Elvis Presley portrayed on screen: Austin Butler, Kurt Russell, Don Johnson
Elvis is back inside the structure! In Baz Luhrmann’s (“Moulin Rouge”) upbeat new “Elvis,” which revolutionises the biopic genre, Austin Butler is the most recent performer to swivel his hips as the iconic Elvis Presley. Tom Hanks portrays Colonel Tom Parker, Elvis’ enigmatic Svengali-like manager, who turned down offers for his client to perform in the 1961 original of “West Side Story” and the 1976 remake of “A Star is Born” starring Barbra Streisand.
His ex-wife Priscilla Presley, daughter Lisa Marie Presley, and grandchildren, including actress and director Riley Keough, have all praised this new movie. Elvis Presley passed away in 1977 at the age of 42, but he has continued to live on in a number of TV movies, miniseries, and series, at least in spirit.
One of these films was the now-forgotten NBC drama from 1993 called “Elvis & the Colonel: The Untold Story,” which starred Rob Youngblood as the young Elvis and Beau Bridges as Colonel Parker. The celebrated 1979 ABC biopic “Elvis,” starring Russell, was also produced by Dick Clark. William C. Graham, who directed the controversial 1969 Elvis film “Change of Habit,” directed “Elvis & the Colonel.”
In the telefilm, Parker was portrayed as having an iron grip on Elvis’ career and in a less than flattering light. In a 1993 L.A. Times interview, Clark admitted that he had long desired to make a film that went beyond the conventional notion that “wasn’t the Colonel the greatest manager that ever came down the pike, as was put up for so many years.” When Parker signed the 21-year-old Elvis, Clark claims that he received 25% of his client’s earnings; nevertheless, by 1967, he was receiving a stunning 50%. The two, according to Clark, had a love-hate relationship. He added, “I’m confident neither persona was all black or all white. Presley “was not schooled I contracts and so forth,” he continued.
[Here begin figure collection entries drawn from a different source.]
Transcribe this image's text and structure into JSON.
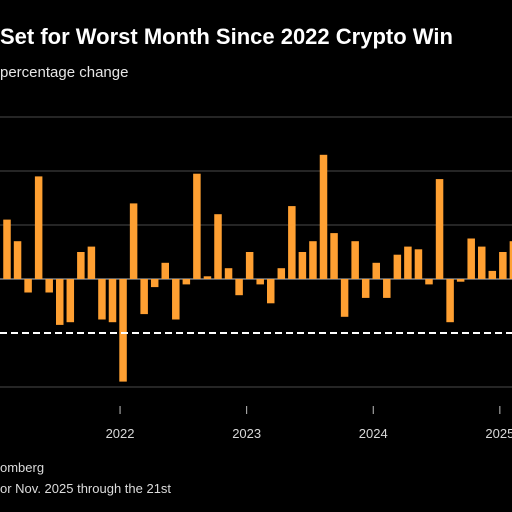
{
  "title": "Set for Worst Month Since 2022 Crypto Win",
  "subtitle": "percentage change",
  "source": "omberg",
  "note": "or Nov. 2025 through the 21st",
  "colors": {
    "bar": "#ffa032",
    "grid": "#4a4a4a",
    "zero": "#9a9a9a",
    "reference": "#ffffff",
    "background": "#000000"
  },
  "chart_data": {
    "type": "bar",
    "ylim": [
      -42,
      62
    ],
    "reference_line": -20,
    "grid": true,
    "x_tick_labels": [
      "2022",
      "2023",
      "2024",
      "2025"
    ],
    "x_tick_positions": [
      11,
      23,
      35,
      47
    ],
    "values": [
      22,
      14,
      -5,
      38,
      -5,
      -17,
      -16,
      10,
      12,
      -15,
      -16,
      -38,
      28,
      -13,
      -3,
      6,
      -15,
      -2,
      39,
      1,
      24,
      4,
      -6,
      10,
      -2,
      -9,
      4,
      27,
      10,
      14,
      46,
      17,
      -14,
      14,
      -7,
      6,
      -7,
      9,
      12,
      11,
      -2,
      37,
      -16,
      -1,
      15,
      12,
      3,
      10,
      14
    ]
  }
}
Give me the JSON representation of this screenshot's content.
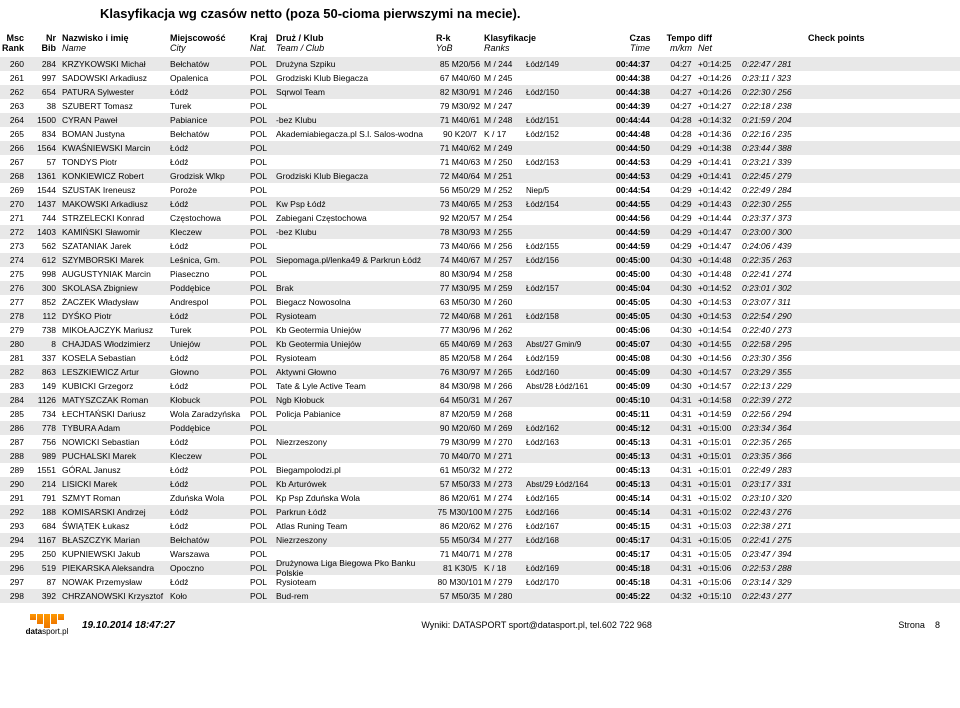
{
  "title": "Klasyfikacja wg czasów netto (poza 50-cioma pierwszymi na mecie).",
  "columns": {
    "msc1": "Msc",
    "msc2": "Rank",
    "nr1": "Nr",
    "nr2": "Bib",
    "name1": "Nazwisko i imię",
    "name2": "Name",
    "city1": "Miejscowość",
    "city2": "City",
    "nat1": "Kraj",
    "nat2": "Nat.",
    "club1": "Druż / Klub",
    "club2": "Team / Club",
    "rk1": "R-k",
    "rk2": "YoB",
    "ranks1": "Klasyfikacje",
    "ranks2": "Ranks",
    "time1": "Czas",
    "time2": "Time",
    "tempo1": "Tempo",
    "tempo2": "m/km",
    "diff1": "diff",
    "diff2": "Net",
    "check": "Check points"
  },
  "rows": [
    {
      "msc": "260",
      "bib": "284",
      "name": "KRZYKOWSKI Michał",
      "city": "Bełchatów",
      "nat": "POL",
      "club": "Drużyna Szpiku",
      "rk": "85 M20/56",
      "ranks": "M / 244",
      "extra": "Łódź/149",
      "time": "00:44:37",
      "tempo": "04:27",
      "diff": "+0:14:25",
      "net": "0:22:47 / 281"
    },
    {
      "msc": "261",
      "bib": "997",
      "name": "SADOWSKI Arkadiusz",
      "city": "Opalenica",
      "nat": "POL",
      "club": "Grodziski Klub Biegacza",
      "rk": "67 M40/60",
      "ranks": "M / 245",
      "extra": "",
      "time": "00:44:38",
      "tempo": "04:27",
      "diff": "+0:14:26",
      "net": "0:23:11 / 323"
    },
    {
      "msc": "262",
      "bib": "654",
      "name": "PATURA Sylwester",
      "city": "Łódź",
      "nat": "POL",
      "club": "Sqrwol Team",
      "rk": "82 M30/91",
      "ranks": "M / 246",
      "extra": "Łódź/150",
      "time": "00:44:38",
      "tempo": "04:27",
      "diff": "+0:14:26",
      "net": "0:22:30 / 256"
    },
    {
      "msc": "263",
      "bib": "38",
      "name": "SZUBERT Tomasz",
      "city": "Turek",
      "nat": "POL",
      "club": "",
      "rk": "79 M30/92",
      "ranks": "M / 247",
      "extra": "",
      "time": "00:44:39",
      "tempo": "04:27",
      "diff": "+0:14:27",
      "net": "0:22:18 / 238"
    },
    {
      "msc": "264",
      "bib": "1500",
      "name": "CYRAN Paweł",
      "city": "Pabianice",
      "nat": "POL",
      "club": "-bez Klubu",
      "rk": "71 M40/61",
      "ranks": "M / 248",
      "extra": "Łódź/151",
      "time": "00:44:44",
      "tempo": "04:28",
      "diff": "+0:14:32",
      "net": "0:21:59 / 204"
    },
    {
      "msc": "265",
      "bib": "834",
      "name": "BOMAN Justyna",
      "city": "Bełchatów",
      "nat": "POL",
      "club": "Akademiabiegacza.pl S.l. Salos-wodna",
      "rk": "90 K20/7",
      "ranks": "K / 17",
      "extra": "Łódź/152",
      "time": "00:44:48",
      "tempo": "04:28",
      "diff": "+0:14:36",
      "net": "0:22:16 / 235"
    },
    {
      "msc": "266",
      "bib": "1564",
      "name": "KWAŚNIEWSKI Marcin",
      "city": "Łódź",
      "nat": "POL",
      "club": "",
      "rk": "71 M40/62",
      "ranks": "M / 249",
      "extra": "",
      "time": "00:44:50",
      "tempo": "04:29",
      "diff": "+0:14:38",
      "net": "0:23:44 / 388"
    },
    {
      "msc": "267",
      "bib": "57",
      "name": "TONDYS Piotr",
      "city": "Łódź",
      "nat": "POL",
      "club": "",
      "rk": "71 M40/63",
      "ranks": "M / 250",
      "extra": "Łódź/153",
      "time": "00:44:53",
      "tempo": "04:29",
      "diff": "+0:14:41",
      "net": "0:23:21 / 339"
    },
    {
      "msc": "268",
      "bib": "1361",
      "name": "KONKIEWICZ Robert",
      "city": "Grodzisk Wlkp",
      "nat": "POL",
      "club": "Grodziski Klub Biegacza",
      "rk": "72 M40/64",
      "ranks": "M / 251",
      "extra": "",
      "time": "00:44:53",
      "tempo": "04:29",
      "diff": "+0:14:41",
      "net": "0:22:45 / 279"
    },
    {
      "msc": "269",
      "bib": "1544",
      "name": "SZUSTAK Ireneusz",
      "city": "Poroże",
      "nat": "POL",
      "club": "",
      "rk": "56 M50/29",
      "ranks": "M / 252",
      "extra": "Niep/5",
      "time": "00:44:54",
      "tempo": "04:29",
      "diff": "+0:14:42",
      "net": "0:22:49 / 284"
    },
    {
      "msc": "270",
      "bib": "1437",
      "name": "MAKOWSKI Arkadiusz",
      "city": "Łódź",
      "nat": "POL",
      "club": "Kw Psp Łódź",
      "rk": "73 M40/65",
      "ranks": "M / 253",
      "extra": "Łódź/154",
      "time": "00:44:55",
      "tempo": "04:29",
      "diff": "+0:14:43",
      "net": "0:22:30 / 255"
    },
    {
      "msc": "271",
      "bib": "744",
      "name": "STRZELECKI Konrad",
      "city": "Częstochowa",
      "nat": "POL",
      "club": "Zabiegani Częstochowa",
      "rk": "92 M20/57",
      "ranks": "M / 254",
      "extra": "",
      "time": "00:44:56",
      "tempo": "04:29",
      "diff": "+0:14:44",
      "net": "0:23:37 / 373"
    },
    {
      "msc": "272",
      "bib": "1403",
      "name": "KAMIŃSKI Sławomir",
      "city": "Kleczew",
      "nat": "POL",
      "club": "-bez Klubu",
      "rk": "78 M30/93",
      "ranks": "M / 255",
      "extra": "",
      "time": "00:44:59",
      "tempo": "04:29",
      "diff": "+0:14:47",
      "net": "0:23:00 / 300"
    },
    {
      "msc": "273",
      "bib": "562",
      "name": "SZATANIAK Jarek",
      "city": "Łódź",
      "nat": "POL",
      "club": "",
      "rk": "73 M40/66",
      "ranks": "M / 256",
      "extra": "Łódź/155",
      "time": "00:44:59",
      "tempo": "04:29",
      "diff": "+0:14:47",
      "net": "0:24:06 / 439"
    },
    {
      "msc": "274",
      "bib": "612",
      "name": "SZYMBORSKI Marek",
      "city": "Leśnica, Gm.",
      "nat": "POL",
      "club": "Siepomaga.pl/lenka49 & Parkrun Łódź",
      "rk": "74 M40/67",
      "ranks": "M / 257",
      "extra": "Łódź/156",
      "time": "00:45:00",
      "tempo": "04:30",
      "diff": "+0:14:48",
      "net": "0:22:35 / 263"
    },
    {
      "msc": "275",
      "bib": "998",
      "name": "AUGUSTYNIAK Marcin",
      "city": "Piaseczno",
      "nat": "POL",
      "club": "",
      "rk": "80 M30/94",
      "ranks": "M / 258",
      "extra": "",
      "time": "00:45:00",
      "tempo": "04:30",
      "diff": "+0:14:48",
      "net": "0:22:41 / 274"
    },
    {
      "msc": "276",
      "bib": "300",
      "name": "SKOLASA Zbigniew",
      "city": "Poddębice",
      "nat": "POL",
      "club": "Brak",
      "rk": "77 M30/95",
      "ranks": "M / 259",
      "extra": "Łódź/157",
      "time": "00:45:04",
      "tempo": "04:30",
      "diff": "+0:14:52",
      "net": "0:23:01 / 302"
    },
    {
      "msc": "277",
      "bib": "852",
      "name": "ŻACZEK Władysław",
      "city": "Andrespol",
      "nat": "POL",
      "club": "Biegacz Nowosolna",
      "rk": "63 M50/30",
      "ranks": "M / 260",
      "extra": "",
      "time": "00:45:05",
      "tempo": "04:30",
      "diff": "+0:14:53",
      "net": "0:23:07 / 311"
    },
    {
      "msc": "278",
      "bib": "112",
      "name": "DYŚKO Piotr",
      "city": "Łódź",
      "nat": "POL",
      "club": "Rysioteam",
      "rk": "72 M40/68",
      "ranks": "M / 261",
      "extra": "Łódź/158",
      "time": "00:45:05",
      "tempo": "04:30",
      "diff": "+0:14:53",
      "net": "0:22:54 / 290"
    },
    {
      "msc": "279",
      "bib": "738",
      "name": "MIKOŁAJCZYK Mariusz",
      "city": "Turek",
      "nat": "POL",
      "club": "Kb Geotermia Uniejów",
      "rk": "77 M30/96",
      "ranks": "M / 262",
      "extra": "",
      "time": "00:45:06",
      "tempo": "04:30",
      "diff": "+0:14:54",
      "net": "0:22:40 / 273"
    },
    {
      "msc": "280",
      "bib": "8",
      "name": "CHAJDAS Włodzimierz",
      "city": "Uniejów",
      "nat": "POL",
      "club": "Kb Geotermia Uniejów",
      "rk": "65 M40/69",
      "ranks": "M / 263",
      "extra": "Abst/27 Gmin/9",
      "time": "00:45:07",
      "tempo": "04:30",
      "diff": "+0:14:55",
      "net": "0:22:58 / 295"
    },
    {
      "msc": "281",
      "bib": "337",
      "name": "KOSELA Sebastian",
      "city": "Łódź",
      "nat": "POL",
      "club": "Rysioteam",
      "rk": "85 M20/58",
      "ranks": "M / 264",
      "extra": "Łódź/159",
      "time": "00:45:08",
      "tempo": "04:30",
      "diff": "+0:14:56",
      "net": "0:23:30 / 356"
    },
    {
      "msc": "282",
      "bib": "863",
      "name": "LESZKIEWICZ Artur",
      "city": "Głowno",
      "nat": "POL",
      "club": "Aktywni Głowno",
      "rk": "76 M30/97",
      "ranks": "M / 265",
      "extra": "Łódź/160",
      "time": "00:45:09",
      "tempo": "04:30",
      "diff": "+0:14:57",
      "net": "0:23:29 / 355"
    },
    {
      "msc": "283",
      "bib": "149",
      "name": "KUBICKI Grzegorz",
      "city": "Łódź",
      "nat": "POL",
      "club": "Tate & Lyle Active Team",
      "rk": "84 M30/98",
      "ranks": "M / 266",
      "extra": "Abst/28 Łódź/161",
      "time": "00:45:09",
      "tempo": "04:30",
      "diff": "+0:14:57",
      "net": "0:22:13 / 229"
    },
    {
      "msc": "284",
      "bib": "1126",
      "name": "MATYSZCZAK Roman",
      "city": "Kłobuck",
      "nat": "POL",
      "club": "Ngb Kłobuck",
      "rk": "64 M50/31",
      "ranks": "M / 267",
      "extra": "",
      "time": "00:45:10",
      "tempo": "04:31",
      "diff": "+0:14:58",
      "net": "0:22:39 / 272"
    },
    {
      "msc": "285",
      "bib": "734",
      "name": "ŁECHTAŃSKI Dariusz",
      "city": "Wola Zaradzyńska",
      "nat": "POL",
      "club": "Policja Pabianice",
      "rk": "87 M20/59",
      "ranks": "M / 268",
      "extra": "",
      "time": "00:45:11",
      "tempo": "04:31",
      "diff": "+0:14:59",
      "net": "0:22:56 / 294"
    },
    {
      "msc": "286",
      "bib": "778",
      "name": "TYBURA Adam",
      "city": "Poddębice",
      "nat": "POL",
      "club": "",
      "rk": "90 M20/60",
      "ranks": "M / 269",
      "extra": "Łódź/162",
      "time": "00:45:12",
      "tempo": "04:31",
      "diff": "+0:15:00",
      "net": "0:23:34 / 364"
    },
    {
      "msc": "287",
      "bib": "756",
      "name": "NOWICKI Sebastian",
      "city": "Łódź",
      "nat": "POL",
      "club": "Niezrzeszony",
      "rk": "79 M30/99",
      "ranks": "M / 270",
      "extra": "Łódź/163",
      "time": "00:45:13",
      "tempo": "04:31",
      "diff": "+0:15:01",
      "net": "0:22:35 / 265"
    },
    {
      "msc": "288",
      "bib": "989",
      "name": "PUCHALSKI Marek",
      "city": "Kleczew",
      "nat": "POL",
      "club": "",
      "rk": "70 M40/70",
      "ranks": "M / 271",
      "extra": "",
      "time": "00:45:13",
      "tempo": "04:31",
      "diff": "+0:15:01",
      "net": "0:23:35 / 366"
    },
    {
      "msc": "289",
      "bib": "1551",
      "name": "GÓRAL Janusz",
      "city": "Łódź",
      "nat": "POL",
      "club": "Biegampolodzi.pl",
      "rk": "61 M50/32",
      "ranks": "M / 272",
      "extra": "",
      "time": "00:45:13",
      "tempo": "04:31",
      "diff": "+0:15:01",
      "net": "0:22:49 / 283"
    },
    {
      "msc": "290",
      "bib": "214",
      "name": "LISICKI Marek",
      "city": "Łódź",
      "nat": "POL",
      "club": "Kb Arturówek",
      "rk": "57 M50/33",
      "ranks": "M / 273",
      "extra": "Abst/29 Łódź/164",
      "time": "00:45:13",
      "tempo": "04:31",
      "diff": "+0:15:01",
      "net": "0:23:17 / 331"
    },
    {
      "msc": "291",
      "bib": "791",
      "name": "SZMYT Roman",
      "city": "Zduńska Wola",
      "nat": "POL",
      "club": "Kp Psp Zduńska Wola",
      "rk": "86 M20/61",
      "ranks": "M / 274",
      "extra": "Łódź/165",
      "time": "00:45:14",
      "tempo": "04:31",
      "diff": "+0:15:02",
      "net": "0:23:10 / 320"
    },
    {
      "msc": "292",
      "bib": "188",
      "name": "KOMISARSKI Andrzej",
      "city": "Łódź",
      "nat": "POL",
      "club": "Parkrun Łódź",
      "rk": "75 M30/100",
      "ranks": "M / 275",
      "extra": "Łódź/166",
      "time": "00:45:14",
      "tempo": "04:31",
      "diff": "+0:15:02",
      "net": "0:22:43 / 276"
    },
    {
      "msc": "293",
      "bib": "684",
      "name": "ŚWIĄTEK Łukasz",
      "city": "Łódź",
      "nat": "POL",
      "club": "Atlas Runing Team",
      "rk": "86 M20/62",
      "ranks": "M / 276",
      "extra": "Łódź/167",
      "time": "00:45:15",
      "tempo": "04:31",
      "diff": "+0:15:03",
      "net": "0:22:38 / 271"
    },
    {
      "msc": "294",
      "bib": "1167",
      "name": "BŁASZCZYK Marian",
      "city": "Bełchatów",
      "nat": "POL",
      "club": "Niezrzeszony",
      "rk": "55 M50/34",
      "ranks": "M / 277",
      "extra": "Łódź/168",
      "time": "00:45:17",
      "tempo": "04:31",
      "diff": "+0:15:05",
      "net": "0:22:41 / 275"
    },
    {
      "msc": "295",
      "bib": "250",
      "name": "KUPNIEWSKI Jakub",
      "city": "Warszawa",
      "nat": "POL",
      "club": "",
      "rk": "71 M40/71",
      "ranks": "M / 278",
      "extra": "",
      "time": "00:45:17",
      "tempo": "04:31",
      "diff": "+0:15:05",
      "net": "0:23:47 / 394"
    },
    {
      "msc": "296",
      "bib": "519",
      "name": "PIEKARSKA Aleksandra",
      "city": "Opoczno",
      "nat": "POL",
      "club": "Drużynowa Liga Biegowa Pko Banku Polskie",
      "rk": "81 K30/5",
      "ranks": "K / 18",
      "extra": "Łódź/169",
      "time": "00:45:18",
      "tempo": "04:31",
      "diff": "+0:15:06",
      "net": "0:22:53 / 288"
    },
    {
      "msc": "297",
      "bib": "87",
      "name": "NOWAK Przemysław",
      "city": "Łódź",
      "nat": "POL",
      "club": "Rysioteam",
      "rk": "80 M30/101",
      "ranks": "M / 279",
      "extra": "Łódź/170",
      "time": "00:45:18",
      "tempo": "04:31",
      "diff": "+0:15:06",
      "net": "0:23:14 / 329"
    },
    {
      "msc": "298",
      "bib": "392",
      "name": "CHRZANOWSKI Krzysztof",
      "city": "Koło",
      "nat": "POL",
      "club": "Bud-rem",
      "rk": "57 M50/35",
      "ranks": "M / 280",
      "extra": "",
      "time": "00:45:22",
      "tempo": "04:32",
      "diff": "+0:15:10",
      "net": "0:22:43 / 277"
    }
  ],
  "footer": {
    "date": "19.10.2014 18:47:27",
    "center": "Wyniki: DATASPORT sport@datasport.pl, tel.602 722 968",
    "page_label": "Strona",
    "page_num": "8",
    "logo_top": "data",
    "logo_bottom": "sport.pl"
  }
}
Elvis apparently never read anything.
Graham said that the Parker didn’t spend much time on the “Change of Habit” set, despite the fact that he thought Elvis was one of the nicest men he had ever encountered. He said that Elvis and his associates, the so-called Memphis Mafia, were bad lads. They enjoyed making fun of me and shooting water pistols at us both. The Colonel was somewhat of a truant officer when he first arrived on the scene. He always wore a somewhat serious grumpy look on his face. Elvis seemed to have a great deal of respect for the Colonel—almost a sense of fear. But the Colonel made relatively little appearance during the film’s production. He mainly focused on the important issues.